Shapes
Plot the vertices of a regular 10-sided polygon, using the trigonometric functions sin() and cos() in the same way that you might generate a circle. Modify your code to generate a star by alternating long and short radii.1
Plot the vertices of a many-sided polygon, using the functions sin() and cos() in the same way that you might generate a circle, but compute the position of each point with a radius that is slightly randomized. How closely can you make the result resemble a drop of ink?2
The numbers below define the vertices of a polygon. Write code that connects the dots to plot the shape. x={81, 83, 83, 83, 83, 82, 79, 77, 80, 83, 84, 85, 84, 90, 94, 94, 89, 85, 83, 75, 71, 63, 59, 60, 44, 37, 33, 21, 15, 12, 14, 19, 22, 27, 32, 35, 40, 41, 38, 37, 36, 36, 37, 43, 50, 59, 67, 71}; y={10, 17, 22, 27, 33, 41, 49, 53, 67, 76, 93, 103, 110, 112, 114, 118, 119, 118, 121, 121, 118, 119, 119, 122, 122, 118, 113, 108, 100, 92, 88, 90, 95, 99, 101, 80, 62, 56, 43, 32, 24, 19, 13, 16, 23, 22, 24, 20};
Axis-Aligned Minimum Bounding Box
Given a 2D shape represented by a set of points, compute and plot its “bounding box”: a useful rectangle defined by the leftmost, rightmost, highest, and lowest points on the shape's contour. Create an interaction in which the shape is displayed differently if the cursor enters its bounding box.
Given a 2D shape represented by a set of points, compute and plot the “centroid” of its outline—the location whose x-coordinate is the average of the x-coordinates of the points, and whose y-coordinate is the average of the y-coordinates of the points.
Given a 2D shape represented as a set of points, calculate the length (or perimeter) of its outline. To do this, add up the distances between every pair of consecutive points along its boundary. Don't forget to include the distance from the last point back to the first one.
Given a simple (non-self-intersecting) 2D shape whose points are stored in arrays x[] and y[], calculate its area. This can be done using Gauss's area formula, or “shoelace algorithm,” which sums, for all points i, the products ((x[i+1] + x[i]) * (y[i+1] - y[i]))/2.0.
One of the simplest shape metrics is “compactness” (or isoperimetric quotient), which describes the extent to which a shape does or doesn't sprawl. Often used in redistricting to avoid gerrymandering, compactness is a dimensionless, scale-invariant, and rotation-invariant quantity.3 It is computed by taking the ratio of a shape's area to its squared perimeter. Compute the compactness of the provided shape. Compare this value with the compactness of some other shapes.
Detecting Points of High Curvature
Given a 2D shape represented as a set of points, we can estimate the “local curvature” along the shape's boundary by computing the angle between consecutive trios of points. Using the provided shape, write code to determine which points have especially high curvature (i.e. the fingertips) and mark them with a colored dot. Hint: Use the dot product to compute the angles, and the cross product to distinguish positive curvature (convexities) from negative curvature (concavities).

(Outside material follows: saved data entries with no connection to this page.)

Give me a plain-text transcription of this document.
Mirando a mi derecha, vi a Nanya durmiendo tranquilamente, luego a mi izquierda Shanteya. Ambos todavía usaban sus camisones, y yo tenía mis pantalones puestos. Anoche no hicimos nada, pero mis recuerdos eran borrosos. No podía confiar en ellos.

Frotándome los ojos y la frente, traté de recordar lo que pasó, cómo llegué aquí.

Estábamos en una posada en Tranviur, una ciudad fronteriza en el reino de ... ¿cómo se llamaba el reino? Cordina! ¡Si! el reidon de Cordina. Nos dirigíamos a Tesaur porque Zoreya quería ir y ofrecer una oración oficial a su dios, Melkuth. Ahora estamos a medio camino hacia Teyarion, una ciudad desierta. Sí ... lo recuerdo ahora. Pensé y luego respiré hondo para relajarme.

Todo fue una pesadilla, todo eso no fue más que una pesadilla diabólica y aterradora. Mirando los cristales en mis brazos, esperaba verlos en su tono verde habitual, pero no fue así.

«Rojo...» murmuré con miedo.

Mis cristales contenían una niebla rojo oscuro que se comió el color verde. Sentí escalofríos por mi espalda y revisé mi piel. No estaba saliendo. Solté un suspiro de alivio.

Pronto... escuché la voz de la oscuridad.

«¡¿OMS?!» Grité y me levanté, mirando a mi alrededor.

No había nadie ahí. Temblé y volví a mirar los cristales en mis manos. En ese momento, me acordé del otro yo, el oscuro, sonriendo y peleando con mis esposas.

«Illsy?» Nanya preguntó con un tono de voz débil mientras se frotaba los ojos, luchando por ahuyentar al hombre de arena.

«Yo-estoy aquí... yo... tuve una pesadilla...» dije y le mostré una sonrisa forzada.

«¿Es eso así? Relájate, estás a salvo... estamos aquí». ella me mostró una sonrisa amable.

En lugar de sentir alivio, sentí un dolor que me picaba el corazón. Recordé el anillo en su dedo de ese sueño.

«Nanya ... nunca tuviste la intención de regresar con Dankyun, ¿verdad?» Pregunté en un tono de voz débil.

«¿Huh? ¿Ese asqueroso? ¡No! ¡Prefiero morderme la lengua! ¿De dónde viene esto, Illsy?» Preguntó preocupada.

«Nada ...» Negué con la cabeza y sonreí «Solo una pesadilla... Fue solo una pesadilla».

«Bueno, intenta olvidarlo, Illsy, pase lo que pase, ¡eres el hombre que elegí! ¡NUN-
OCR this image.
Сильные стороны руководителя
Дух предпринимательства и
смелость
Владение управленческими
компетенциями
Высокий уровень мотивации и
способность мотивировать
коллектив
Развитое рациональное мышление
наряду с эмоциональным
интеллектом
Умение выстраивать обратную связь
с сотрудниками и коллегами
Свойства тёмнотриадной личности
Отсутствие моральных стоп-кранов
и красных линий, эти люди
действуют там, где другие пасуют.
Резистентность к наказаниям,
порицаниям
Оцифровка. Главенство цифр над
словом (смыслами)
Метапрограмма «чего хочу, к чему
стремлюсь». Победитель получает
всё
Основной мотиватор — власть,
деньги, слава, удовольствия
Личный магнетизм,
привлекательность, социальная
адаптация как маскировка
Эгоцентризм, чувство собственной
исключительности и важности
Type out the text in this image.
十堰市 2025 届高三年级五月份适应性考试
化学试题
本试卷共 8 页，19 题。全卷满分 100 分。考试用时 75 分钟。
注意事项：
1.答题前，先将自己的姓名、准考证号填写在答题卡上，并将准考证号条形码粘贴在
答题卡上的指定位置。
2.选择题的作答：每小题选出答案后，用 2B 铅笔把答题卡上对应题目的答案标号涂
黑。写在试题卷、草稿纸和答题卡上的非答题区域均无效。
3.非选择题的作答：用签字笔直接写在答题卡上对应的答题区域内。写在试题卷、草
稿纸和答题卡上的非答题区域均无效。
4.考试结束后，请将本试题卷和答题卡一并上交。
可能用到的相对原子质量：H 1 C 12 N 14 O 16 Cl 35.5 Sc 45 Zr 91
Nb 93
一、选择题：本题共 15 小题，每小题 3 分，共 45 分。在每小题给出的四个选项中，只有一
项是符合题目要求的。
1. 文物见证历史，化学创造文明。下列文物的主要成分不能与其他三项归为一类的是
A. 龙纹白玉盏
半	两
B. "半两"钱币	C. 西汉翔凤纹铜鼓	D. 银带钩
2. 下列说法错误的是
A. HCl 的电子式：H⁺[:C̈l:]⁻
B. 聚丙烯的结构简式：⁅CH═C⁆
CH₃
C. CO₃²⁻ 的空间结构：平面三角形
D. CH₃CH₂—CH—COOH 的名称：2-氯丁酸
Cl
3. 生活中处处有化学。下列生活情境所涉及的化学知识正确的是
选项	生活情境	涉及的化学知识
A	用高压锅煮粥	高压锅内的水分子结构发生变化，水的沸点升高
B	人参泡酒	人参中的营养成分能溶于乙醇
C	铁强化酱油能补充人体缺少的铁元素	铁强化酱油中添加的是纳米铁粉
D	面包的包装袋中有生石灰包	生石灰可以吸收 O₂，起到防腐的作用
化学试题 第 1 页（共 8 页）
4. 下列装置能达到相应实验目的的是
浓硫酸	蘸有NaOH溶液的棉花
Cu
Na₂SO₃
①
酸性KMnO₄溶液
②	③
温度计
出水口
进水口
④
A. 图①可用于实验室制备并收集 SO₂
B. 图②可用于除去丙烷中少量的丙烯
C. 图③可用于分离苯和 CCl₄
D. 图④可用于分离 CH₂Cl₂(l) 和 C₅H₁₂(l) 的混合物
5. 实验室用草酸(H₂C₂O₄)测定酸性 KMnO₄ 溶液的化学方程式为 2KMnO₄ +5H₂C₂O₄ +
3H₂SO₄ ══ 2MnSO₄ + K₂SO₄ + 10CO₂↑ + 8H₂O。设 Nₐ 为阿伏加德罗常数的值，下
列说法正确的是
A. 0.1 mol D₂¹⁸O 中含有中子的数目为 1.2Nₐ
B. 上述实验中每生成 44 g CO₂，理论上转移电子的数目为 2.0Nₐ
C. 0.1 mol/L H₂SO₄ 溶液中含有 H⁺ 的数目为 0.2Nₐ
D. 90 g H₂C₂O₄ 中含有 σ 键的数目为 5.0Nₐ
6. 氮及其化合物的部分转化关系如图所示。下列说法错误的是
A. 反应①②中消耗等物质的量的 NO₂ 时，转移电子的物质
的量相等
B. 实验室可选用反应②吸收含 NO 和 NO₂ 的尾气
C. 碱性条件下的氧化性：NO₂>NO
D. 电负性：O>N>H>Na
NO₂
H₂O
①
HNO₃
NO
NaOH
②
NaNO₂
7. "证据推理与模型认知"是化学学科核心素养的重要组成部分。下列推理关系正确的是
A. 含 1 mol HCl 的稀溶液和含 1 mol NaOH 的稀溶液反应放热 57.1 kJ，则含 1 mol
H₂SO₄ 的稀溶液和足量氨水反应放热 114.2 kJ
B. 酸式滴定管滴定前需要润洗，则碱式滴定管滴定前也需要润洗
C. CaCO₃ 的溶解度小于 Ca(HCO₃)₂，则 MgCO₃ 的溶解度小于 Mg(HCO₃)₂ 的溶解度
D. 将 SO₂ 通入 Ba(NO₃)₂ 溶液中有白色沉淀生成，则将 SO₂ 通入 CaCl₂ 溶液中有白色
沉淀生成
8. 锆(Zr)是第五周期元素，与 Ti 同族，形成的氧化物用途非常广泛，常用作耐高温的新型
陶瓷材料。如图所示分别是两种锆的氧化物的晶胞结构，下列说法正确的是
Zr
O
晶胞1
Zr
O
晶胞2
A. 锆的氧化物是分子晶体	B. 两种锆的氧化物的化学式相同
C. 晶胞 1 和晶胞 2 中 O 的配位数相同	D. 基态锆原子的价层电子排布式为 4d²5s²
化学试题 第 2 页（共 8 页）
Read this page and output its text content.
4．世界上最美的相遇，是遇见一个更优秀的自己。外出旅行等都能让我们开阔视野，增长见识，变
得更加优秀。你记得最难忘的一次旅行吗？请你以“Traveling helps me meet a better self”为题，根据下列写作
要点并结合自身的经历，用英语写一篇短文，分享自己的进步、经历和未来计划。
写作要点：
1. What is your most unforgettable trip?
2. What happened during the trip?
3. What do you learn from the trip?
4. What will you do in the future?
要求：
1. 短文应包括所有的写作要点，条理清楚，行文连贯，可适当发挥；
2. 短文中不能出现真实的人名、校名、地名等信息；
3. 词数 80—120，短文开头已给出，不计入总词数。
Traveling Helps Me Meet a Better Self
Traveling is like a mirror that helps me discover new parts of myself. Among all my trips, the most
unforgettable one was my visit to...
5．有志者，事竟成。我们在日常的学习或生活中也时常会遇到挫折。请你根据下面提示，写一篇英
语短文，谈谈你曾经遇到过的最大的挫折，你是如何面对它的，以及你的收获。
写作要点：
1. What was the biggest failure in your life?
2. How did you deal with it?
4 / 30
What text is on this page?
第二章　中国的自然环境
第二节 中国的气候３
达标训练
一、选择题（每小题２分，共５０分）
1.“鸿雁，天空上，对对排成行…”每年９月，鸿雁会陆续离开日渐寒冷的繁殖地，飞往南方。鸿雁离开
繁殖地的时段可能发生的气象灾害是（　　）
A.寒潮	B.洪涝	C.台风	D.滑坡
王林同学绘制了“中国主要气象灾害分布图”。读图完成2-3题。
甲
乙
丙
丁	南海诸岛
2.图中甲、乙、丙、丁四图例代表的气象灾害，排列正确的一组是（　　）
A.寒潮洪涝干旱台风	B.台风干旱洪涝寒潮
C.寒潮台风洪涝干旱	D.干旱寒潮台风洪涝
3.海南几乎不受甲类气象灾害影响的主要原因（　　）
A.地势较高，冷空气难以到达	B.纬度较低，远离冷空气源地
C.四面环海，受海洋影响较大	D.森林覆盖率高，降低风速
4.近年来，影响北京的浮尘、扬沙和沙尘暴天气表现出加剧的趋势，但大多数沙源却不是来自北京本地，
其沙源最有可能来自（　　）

Create a set of functions for rendering basic shapes with a hand-drawn feel. At a minimum, your library should provide functions for drawing line segments, ellipses, and rectangles.
Using any means you prefer, design and animate an expressive 2D blob. For example: you could create a closed loop of Bézier curves; trace the contours of metaballs (implicit curves) using Marching Squares; calculate a Cassini ellipse, cranioid, or other parametric curve; or simulate a smooth ropelike contour using Verlet integration.